NHTSA calls for black boxes in all light vehicles
Under the proposal, all passenger vehicles under 8,500 pounds will need to be equipped with event data recorders such as this one pictured in 2006.
WASHINGTON -- The National Highway Traffic Safety Administration today proposed a rule ordering automakers to put event data recorders, commonly known as black boxes, in all new light vehicles manufactured after September 2014.
About 96 percent of model 2013 vehicles being sold in the United States contain these black boxes, which record data in the seconds leading up to a crash and help to understand what went wrong. NHTSA set standards in 2006 for these pieces of equipment, which add about $20 to the cost of making a car.
NHTSA's move was not a surprise. The White House on Thursday cleared the proposal for release.
All of the light vehicles made by General Motors, Ford Motor Co., Toyota Motor Corp. and Mazda Motor Corp. already meet the requirements, for example.
Under the proposal, all remaining passenger vehicles under 8,500 pounds will need to be equipped with event data recorders.
It will cost about $26.4 million to make them standard across the industry, NHTSA estimates. The agency says that price tag is justified because black boxes will help regulators learn how to prevent accidents.
The devices "provide critical safety information that might not otherwise be available to NHTSA to evaluate what happened during a crash -- and what future steps could be taken to save lives and prevent injuries," NHTSA Administrator David Strickland said in a press release.
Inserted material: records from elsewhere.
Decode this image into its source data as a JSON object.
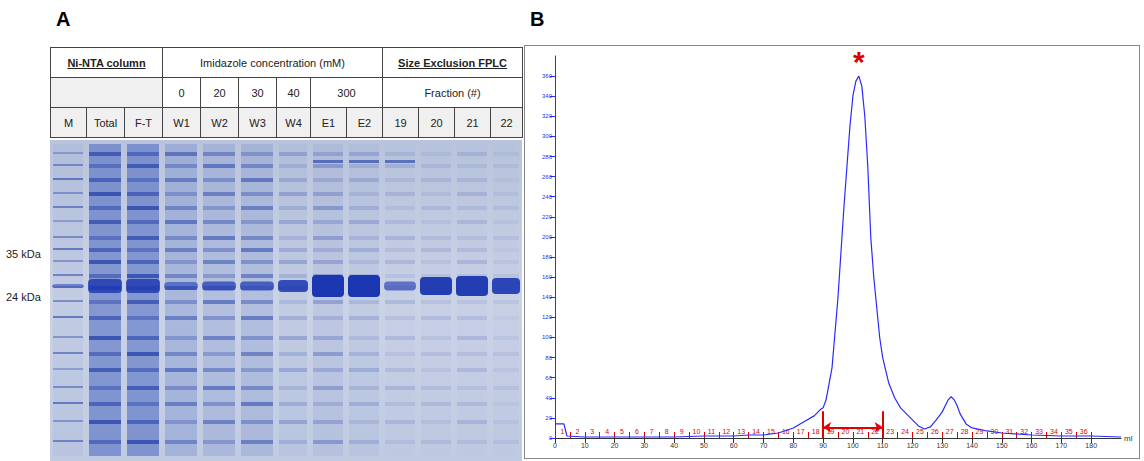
{
  "panel_a": {
    "label": "A",
    "header": {
      "column_title": "Ni-NTA column",
      "wash_title": "Imidazole concentration (mM)",
      "sec_title": "Size Exclusion FPLC",
      "imidazole": [
        "0",
        "20",
        "30",
        "40",
        "300"
      ],
      "fraction_title": "Fraction (#)"
    },
    "lanes": [
      "M",
      "Total",
      "F-T",
      "W1",
      "W2",
      "W3",
      "W4",
      "E1",
      "E2",
      "19",
      "20",
      "21",
      "22"
    ],
    "markers": [
      "35 kDa",
      "24 kDa"
    ]
  },
  "chart_data": {
    "type": "line",
    "label": "B",
    "annotation": "*",
    "color": "#2a2aff",
    "x": [
      0,
      3,
      4,
      10,
      20,
      30,
      40,
      50,
      60,
      65,
      70,
      75,
      80,
      84,
      87,
      89,
      90,
      91,
      93,
      95,
      97,
      99,
      100,
      101,
      102,
      103,
      104,
      105,
      106,
      107,
      108,
      109,
      110,
      112,
      114,
      116,
      118,
      120,
      122,
      124,
      126,
      128,
      130,
      131,
      132,
      133,
      134,
      135,
      136,
      138,
      140,
      145,
      150,
      160,
      170,
      180,
      190
    ],
    "values": [
      14,
      14,
      2,
      1,
      1,
      1,
      1,
      2,
      2,
      3,
      3,
      5,
      10,
      17,
      22,
      28,
      30,
      38,
      70,
      140,
      230,
      310,
      340,
      355,
      360,
      350,
      320,
      270,
      200,
      160,
      130,
      100,
      80,
      55,
      40,
      30,
      24,
      18,
      12,
      9,
      11,
      18,
      26,
      32,
      38,
      41,
      38,
      32,
      24,
      14,
      10,
      7,
      5,
      3,
      2,
      2,
      1
    ],
    "x_label": "ml",
    "xlim": [
      0,
      190
    ],
    "xticks": [
      0,
      10,
      20,
      30,
      40,
      50,
      60,
      70,
      80,
      90,
      100,
      110,
      120,
      130,
      140,
      150,
      160,
      170,
      180
    ],
    "ylim": [
      0,
      380
    ],
    "yticks": [
      0,
      20,
      40,
      60,
      80,
      100,
      120,
      140,
      160,
      180,
      200,
      220,
      240,
      260,
      280,
      300,
      320,
      340,
      360
    ],
    "grid": false,
    "fractions": {
      "labels": [
        1,
        2,
        3,
        4,
        5,
        6,
        7,
        8,
        9,
        10,
        11,
        12,
        13,
        14,
        15,
        16,
        17,
        18,
        19,
        20,
        21,
        22,
        23,
        24,
        25,
        26,
        27,
        28,
        29,
        30,
        31,
        32,
        33,
        34,
        35,
        36
      ],
      "bounds": [
        0,
        5,
        10,
        15,
        20,
        25,
        30,
        35,
        40,
        45,
        50,
        55,
        60,
        65,
        70,
        75,
        80,
        85,
        90,
        95,
        100,
        105,
        110,
        115,
        120,
        125,
        130,
        135,
        140,
        145,
        150,
        155,
        160,
        165,
        170,
        175,
        180
      ]
    },
    "collected_range": [
      90,
      110
    ]
  }
}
The rule has been in the works for years. Early last year, NHTSA said it would propose making the black boxes mandatory by the end of 2011, but the White House Office of Management and Budget reviewed the regulation for more than a year.
NHTSA must now take public comment on its proposal and decide whether to make changes before writing the requirements into law.
Industry groups such as the Alliance of Automobile Manufacturers had raised concerns about the privacy of data gathered from black boxes.
These data can include the speed of the vehicle, whether the driver pressed the brake and whether the driver's seat belt was buckled at the time of the crash.